Derek Trotter, a spokesman for Senate President Pro Tem Del Marsh, R-Anniston, said Monday evening both House Speaker Mike Hubbard, R-Auburn, and Marsh would be willing to look at changes in any law if “unintended consequences” developed from the statute.
“As far as I know, there are no unintended consequences that have been brought to the table at this point,” he said.

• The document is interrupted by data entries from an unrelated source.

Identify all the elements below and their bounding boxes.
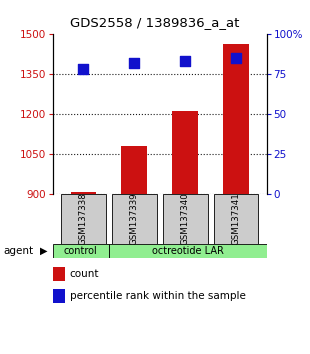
- FancyBboxPatch shape: [112, 194, 157, 244]
- Point: [183, 58, 188, 64]
- Text: octreotide LAR: octreotide LAR: [152, 246, 224, 256]
- FancyBboxPatch shape: [163, 194, 207, 244]
- Text: agent: agent: [3, 246, 33, 256]
- FancyBboxPatch shape: [53, 244, 109, 258]
- Point: [233, 55, 238, 61]
- Text: GSM137338: GSM137338: [79, 193, 88, 245]
- Text: GSM137341: GSM137341: [232, 193, 241, 245]
- Bar: [122, 146, 147, 194]
- Text: percentile rank within the sample: percentile rank within the sample: [70, 291, 246, 301]
- Text: count: count: [70, 269, 99, 279]
- Text: GSM137340: GSM137340: [181, 193, 190, 245]
- Point: [81, 66, 86, 72]
- Text: control: control: [64, 246, 98, 256]
- Text: GSM137339: GSM137339: [130, 193, 139, 245]
- Point: [132, 60, 137, 65]
- FancyBboxPatch shape: [61, 194, 106, 244]
- FancyBboxPatch shape: [109, 244, 267, 258]
- Bar: [172, 111, 198, 194]
- Text: ▶: ▶: [40, 246, 48, 256]
- Bar: [223, 44, 249, 194]
- Bar: [71, 192, 96, 194]
- FancyBboxPatch shape: [214, 194, 259, 244]
- Text: GDS2558 / 1389836_a_at: GDS2558 / 1389836_a_at: [70, 16, 240, 29]
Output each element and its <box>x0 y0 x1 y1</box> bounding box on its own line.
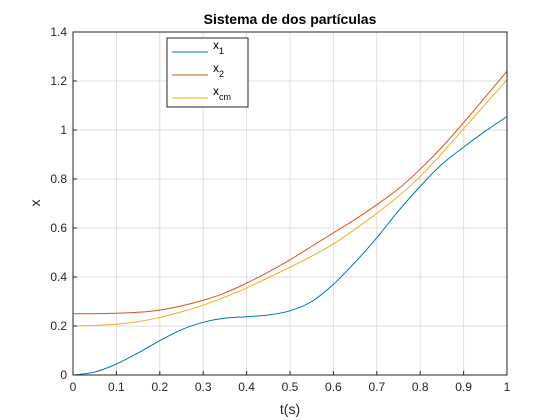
y-tick-label: 0.8 <box>50 172 67 186</box>
x-tick-label: 0.1 <box>108 380 125 394</box>
grid <box>72 31 508 376</box>
x-tick-label: 0.7 <box>368 380 385 394</box>
chart-title: Sistema de dos partículas <box>204 11 377 27</box>
series-line-x1 <box>72 116 508 376</box>
y-tick-label: 0 <box>60 368 67 382</box>
legend-label-base: x <box>213 84 219 98</box>
plot-lines <box>72 70 508 376</box>
series-line-x2 <box>72 70 508 315</box>
legend-label-xcm: xcm <box>213 84 231 102</box>
legend-label-subscript: cm <box>219 92 231 102</box>
x-tick-label: 0.8 <box>412 380 429 394</box>
x-axis-label: t(s) <box>280 401 300 417</box>
series-line-xcm <box>72 79 508 327</box>
legend-box <box>166 37 249 108</box>
legend-label-x1: x1 <box>213 38 224 56</box>
x-tick-label: 0.5 <box>282 380 299 394</box>
legend-label-base: x <box>213 61 219 75</box>
x-tick-label: 0.9 <box>455 380 472 394</box>
legend-label-subscript: 2 <box>219 69 224 79</box>
y-ticks: 0 0.2 0.4 0.6 0.8 1 1.2 1.4 <box>50 25 77 382</box>
x-tick-label: 0.2 <box>151 380 168 394</box>
x-tick-label: 1 <box>504 380 511 394</box>
y-tick-label: 0.4 <box>50 270 67 284</box>
y-tick-label: 1.2 <box>50 74 67 88</box>
y-tick-label: 1.4 <box>50 25 67 39</box>
y-tick-label: 0.2 <box>50 319 67 333</box>
x-tick-label: 0 <box>70 380 77 394</box>
y-tick-label: 1 <box>60 123 67 137</box>
x-tick-label: 0.3 <box>195 380 212 394</box>
y-tick-label: 0.6 <box>50 221 67 235</box>
x-ticks: 0 0.1 0.2 0.3 0.4 0.5 0.6 0.7 0.8 0.9 1 <box>70 371 511 394</box>
x-tick-label: 0.4 <box>238 380 255 394</box>
y-axis-label: x <box>27 200 43 207</box>
legend-label-subscript: 1 <box>219 46 224 56</box>
x-tick-label: 0.6 <box>325 380 342 394</box>
legend-label-base: x <box>213 38 219 52</box>
legend-label-x2: x2 <box>213 61 224 79</box>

So, as Mooncat wrote previously…. “The negative consequences of HB56 — lawsuits, bad publicity, racial profiling, school absences, long lines, denial of water, power and sewer service, an exodus of workers, rotting crops, business losses, a $40 million economic contraction, etc. — are not unintended consequences.“
This statement got a 3 for national ridicule (nobody ridiculed this exact statement, but we got plenty from the bill itself). The last 2 measurements also received 3's for being just stupid (who thought this bill was a good idea?) and for being mean. So, the GOP intended to create all this havoc? Way to go guys…..
#8 Total score: 13
#1 – 3 pts
#2 – 0 pts
#3 – 0 pts
#4 – 5 pts
#5 – 5 pts
“If you can't feed them, don't breed them.”

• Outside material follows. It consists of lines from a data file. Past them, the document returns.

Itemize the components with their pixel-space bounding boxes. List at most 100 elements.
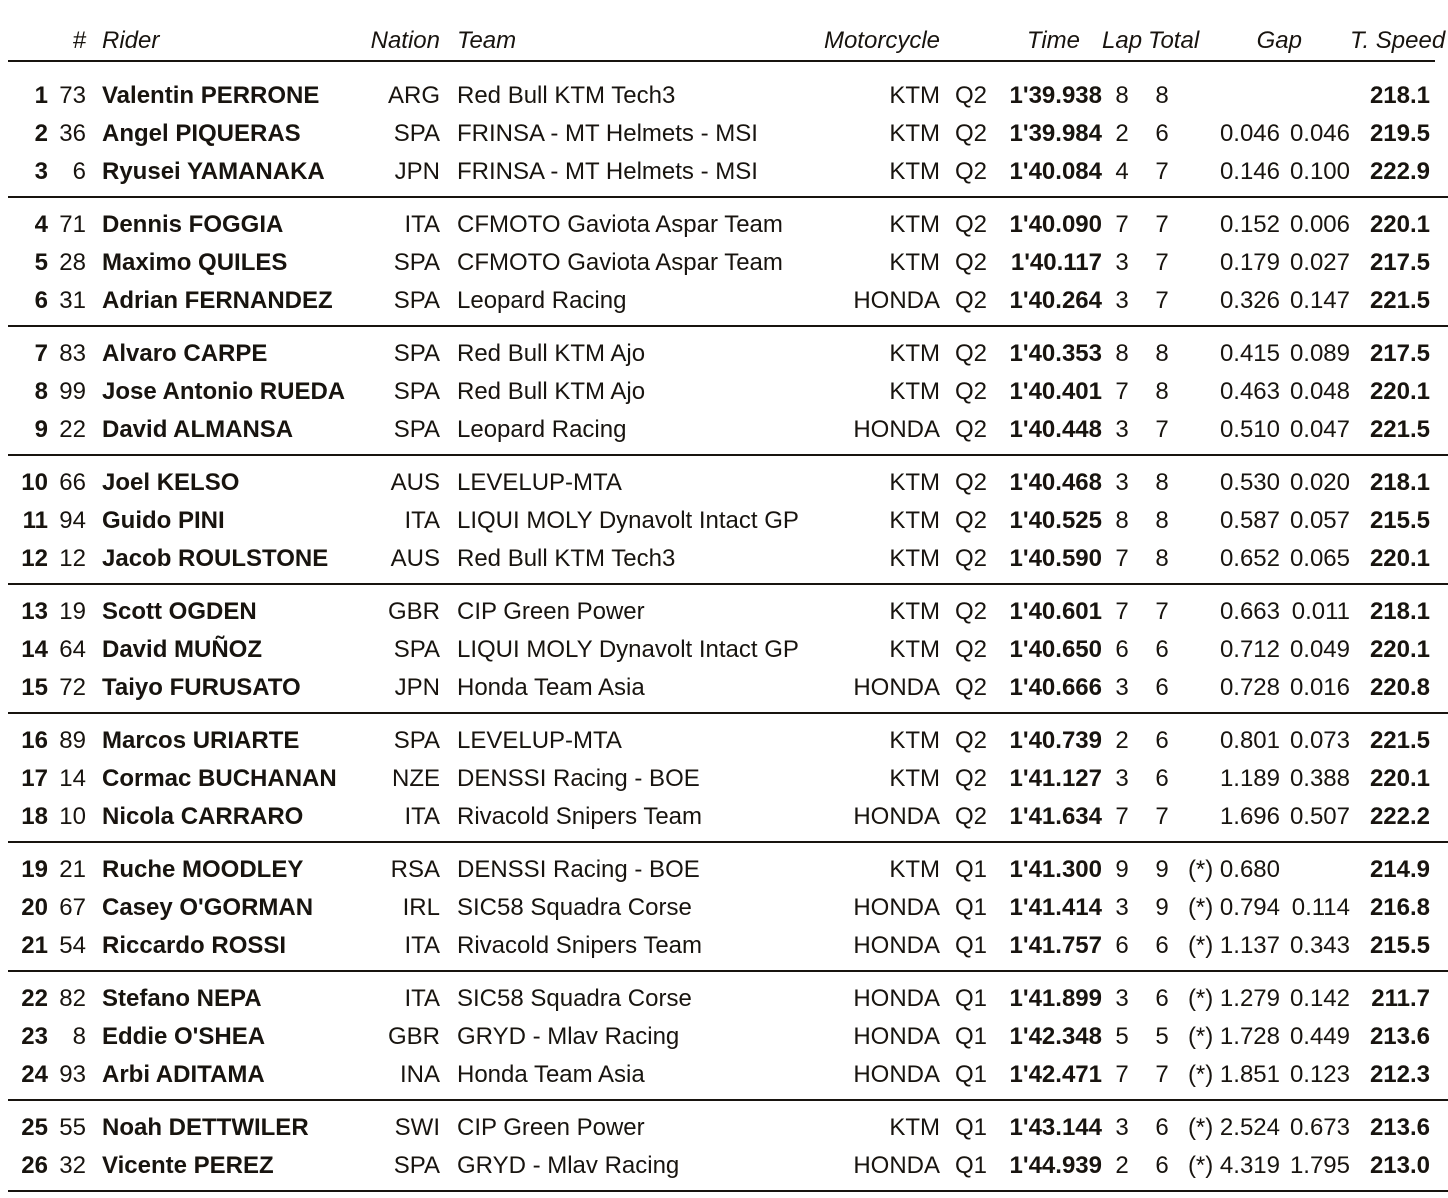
motorcycle-cell: KTM bbox=[889, 636, 940, 663]
gap-to-previous-cell: 0.673 bbox=[1289, 1114, 1350, 1141]
motorcycle-cell: HONDA bbox=[853, 985, 940, 1012]
rider-number-cell: 54 bbox=[59, 932, 86, 959]
rider-number-cell: 66 bbox=[59, 469, 86, 496]
team-cell: Honda Team Asia bbox=[457, 674, 645, 701]
result-group: 10 66 Joel KELSO AUS LEVELUP-MTA KTM Q2 … bbox=[8, 456, 1448, 585]
motorcycle-cell: HONDA bbox=[853, 674, 940, 701]
rider-number-cell: 12 bbox=[59, 545, 86, 572]
motorcycle-cell: KTM bbox=[889, 507, 940, 534]
rider-name-cell: Riccardo ROSSI bbox=[102, 932, 287, 959]
lap-cell: 7 bbox=[1115, 598, 1129, 625]
gap-to-previous-cell: 0.049 bbox=[1289, 636, 1350, 663]
team-cell: FRINSA - MT Helmets - MSI bbox=[457, 158, 758, 185]
rider-number-cell: 99 bbox=[59, 378, 86, 405]
time-cell: 1'40.264 bbox=[1009, 287, 1102, 314]
lap-cell: 7 bbox=[1115, 378, 1129, 405]
position-cell: 10 bbox=[21, 469, 48, 496]
table-row: 25 55 Noah DETTWILER SWI CIP Green Power… bbox=[8, 1109, 1435, 1147]
team-cell: LIQUI MOLY Dynavolt Intact GP bbox=[457, 507, 799, 534]
nation-cell: SWI bbox=[394, 1114, 440, 1141]
nation-cell: JPN bbox=[394, 158, 440, 185]
team-cell: Red Bull KTM Ajo bbox=[457, 340, 646, 367]
position-cell: 20 bbox=[21, 894, 48, 921]
rider-number-cell: 83 bbox=[59, 340, 86, 367]
gap-to-previous-cell: 0.142 bbox=[1289, 985, 1350, 1012]
gap-to-previous-cell: 0.048 bbox=[1289, 378, 1350, 405]
table-row: 21 54 Riccardo ROSSI ITA Rivacold Sniper… bbox=[8, 927, 1435, 965]
nation-cell: ITA bbox=[404, 985, 440, 1012]
gap-to-first-cell: 0.587 bbox=[1219, 507, 1280, 534]
lap-cell: 8 bbox=[1115, 82, 1129, 109]
gap-to-first-cell: 1.696 bbox=[1219, 803, 1280, 830]
time-cell: 1'40.525 bbox=[1009, 507, 1102, 534]
table-row: 14 64 David MUÑOZ SPA LIQUI MOLY Dynavol… bbox=[8, 631, 1435, 669]
time-cell: 1'40.084 bbox=[1009, 158, 1102, 185]
total-laps-cell: 8 bbox=[1155, 378, 1169, 405]
gap-to-first-cell: (*) 0.680 bbox=[1187, 856, 1280, 883]
total-laps-cell: 6 bbox=[1155, 1152, 1169, 1179]
table-row: 7 83 Alvaro CARPE SPA Red Bull KTM Ajo K… bbox=[8, 335, 1435, 373]
rider-name-cell: Jose Antonio RUEDA bbox=[102, 378, 346, 405]
position-cell: 13 bbox=[21, 598, 48, 625]
rider-name-cell: Valentin PERRONE bbox=[102, 82, 320, 109]
motorcycle-cell: HONDA bbox=[853, 287, 940, 314]
rider-number-cell: 31 bbox=[59, 287, 86, 314]
rider-name-cell: Nicola CARRARO bbox=[102, 803, 304, 830]
lap-cell: 3 bbox=[1115, 985, 1129, 1012]
total-laps-cell: 6 bbox=[1155, 636, 1169, 663]
session-cell: Q1 bbox=[955, 894, 988, 921]
total-laps-cell: 6 bbox=[1155, 932, 1169, 959]
nation-cell: GBR bbox=[387, 1023, 440, 1050]
rider-name-cell: Casey O'GORMAN bbox=[102, 894, 314, 921]
top-speed-cell: 213.0 bbox=[1369, 1152, 1430, 1179]
rider-name-cell: Angel PIQUERAS bbox=[102, 120, 301, 147]
result-group: 1 73 Valentin PERRONE ARG Red Bull KTM T… bbox=[8, 62, 1448, 198]
session-cell: Q2 bbox=[955, 158, 988, 185]
position-cell: 5 bbox=[34, 249, 48, 276]
top-speed-cell: 215.5 bbox=[1369, 507, 1430, 534]
session-cell: Q2 bbox=[955, 674, 988, 701]
position-cell: 4 bbox=[34, 211, 48, 238]
motorcycle-cell: KTM bbox=[889, 82, 940, 109]
time-cell: 1'40.448 bbox=[1009, 416, 1102, 443]
rider-name-cell: Taiyo FURUSATO bbox=[102, 674, 301, 701]
gap-to-first-cell: 0.046 bbox=[1219, 120, 1280, 147]
gap-to-first-cell: 0.510 bbox=[1219, 416, 1280, 443]
table-row: 23 8 Eddie O'SHEA GBR GRYD - Mlav Racing… bbox=[8, 1018, 1435, 1056]
top-speed-cell: 220.1 bbox=[1369, 211, 1430, 238]
session-cell: Q1 bbox=[955, 1061, 988, 1088]
position-cell: 7 bbox=[34, 340, 48, 367]
gap-to-previous-cell: 0.046 bbox=[1289, 120, 1350, 147]
session-cell: Q2 bbox=[955, 469, 988, 496]
nation-cell: IRL bbox=[402, 894, 440, 921]
top-speed-cell: 221.5 bbox=[1369, 727, 1430, 754]
total-laps-cell: 8 bbox=[1155, 340, 1169, 367]
gap-to-previous-cell: 0.073 bbox=[1289, 727, 1350, 754]
rider-number-cell: 71 bbox=[59, 211, 86, 238]
top-speed-cell: 220.1 bbox=[1369, 378, 1430, 405]
table-row: 22 82 Stefano NEPA ITA SIC58 Squadra Cor… bbox=[8, 980, 1435, 1018]
gap-to-first-cell: (*) 1.279 bbox=[1187, 985, 1280, 1012]
session-cell: Q2 bbox=[955, 636, 988, 663]
top-speed-cell: 215.5 bbox=[1369, 932, 1430, 959]
team-cell: CIP Green Power bbox=[457, 1114, 645, 1141]
header-total: Total bbox=[1148, 27, 1200, 54]
time-cell: 1'40.090 bbox=[1009, 211, 1102, 238]
table-row: 6 31 Adrian FERNANDEZ SPA Leopard Racing… bbox=[8, 282, 1435, 320]
header-team: Team bbox=[457, 27, 517, 54]
position-cell: 18 bbox=[21, 803, 48, 830]
table-row: 24 93 Arbi ADITAMA INA Honda Team Asia H… bbox=[8, 1056, 1435, 1094]
time-cell: 1'39.938 bbox=[1009, 82, 1102, 109]
motorcycle-cell: KTM bbox=[889, 469, 940, 496]
motorcycle-cell: KTM bbox=[889, 765, 940, 792]
rider-name-cell: Guido PINI bbox=[102, 507, 225, 534]
gap-to-first-cell: (*) 0.794 bbox=[1187, 894, 1280, 921]
lap-cell: 2 bbox=[1115, 120, 1129, 147]
motorcycle-cell: HONDA bbox=[853, 803, 940, 830]
team-cell: Rivacold Snipers Team bbox=[457, 803, 703, 830]
lap-cell: 7 bbox=[1115, 211, 1129, 238]
time-cell: 1'40.468 bbox=[1009, 469, 1102, 496]
gap-to-first-cell: 0.326 bbox=[1219, 287, 1280, 314]
rider-name-cell: Joel KELSO bbox=[102, 469, 240, 496]
motorcycle-cell: HONDA bbox=[853, 416, 940, 443]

This was newly-elected SD-8 Senator Shadrack McGill speaking on the floor of the Alabama senate about the plight of unwanted children and the difficulties poor Alabamians have taking care of their children — in the lead up to yet another vote to restrict access to abortion.
Chalk one up for a state senator so terrible that he makes us miss Lowell Barron….
This got a 3 for being religiously insensitive. McGill is a guy who constantly parades his “Christian” values & we believe that Jesus had quite a bit to say about taking care of the poor. It also topped the “stupid” and “just plain mean” scales.
Could be be looking at Alabama's next Scott Beason?
——- Note that #6 & #7 have a tie score. We ranked them numerically based on our subjective opinion of how egregious the statement was. ————
#7 Total score: 14
#1 – 0 pts
#2 – 4 pts
#3 – 1 pts
#4 – 4 pts
#5 – 5 pts
“When we were drafting this legislation, we found there were so many offices in the state — so many bureaucrats — that just didn’t want to do any work. They just don’t want to do anything,” Hammon said.
House Majority leader Micky Hammon put his foot firmly in his mouth with this statement. Let's see… the GOP passes a turkey of a bill (drafted in a turkey blind, no less) that is full of unfunded mandates on local governments. When officials responsible for enforcement cry foul, Hammon dismisses their concerns as just the carping of bureaucrats “who don't want to work.”
The state would be better off if Hammon stopped showing up for work.
This one topped out the “meanness” measurement and ranked pretty high on the stupidity and factual incorrectness. As for national ridicule…. we really want the rest of the country to think our state & local governments are totally dysfunctional, right???
#6 Total score: 14
#1 – 5 pts
#2 – 0 pts
#3 – 4 pts
#4 – 5 pts
#5 – 0 pts
About the people coming to Alabama from all over the country to protest the destructive immigration law, Armistead said this week: “This is reminiscent of others coming into our state to cause trouble.”
State GOP Chair Bill Armistead revealed a lot about the racist underpinnings of the immigration bill when he described protestors this way. Is he sure he didn't mean to say “outside agitators?”
Joey Kennedy of the Birmingham News gave one of the best smackdowns:
When pressed to explain what he meant about outsiders causing trouble, Armistead said it was similar to the “overreach” of federal health care reform.
Yeah, we all remember that mob down at the Birmingham bus station that beat up all those out-of-state health-care riders.
Armistead's statement topped out on the “racially insensitive” measure as well as the “stupid” scale. It was close – receiving a “4” – on the national ridicule measure.
Yes, Mr. Armistead, we really want to remind people about Alabama's previous problems with “outsiders” causing trouble, don't we?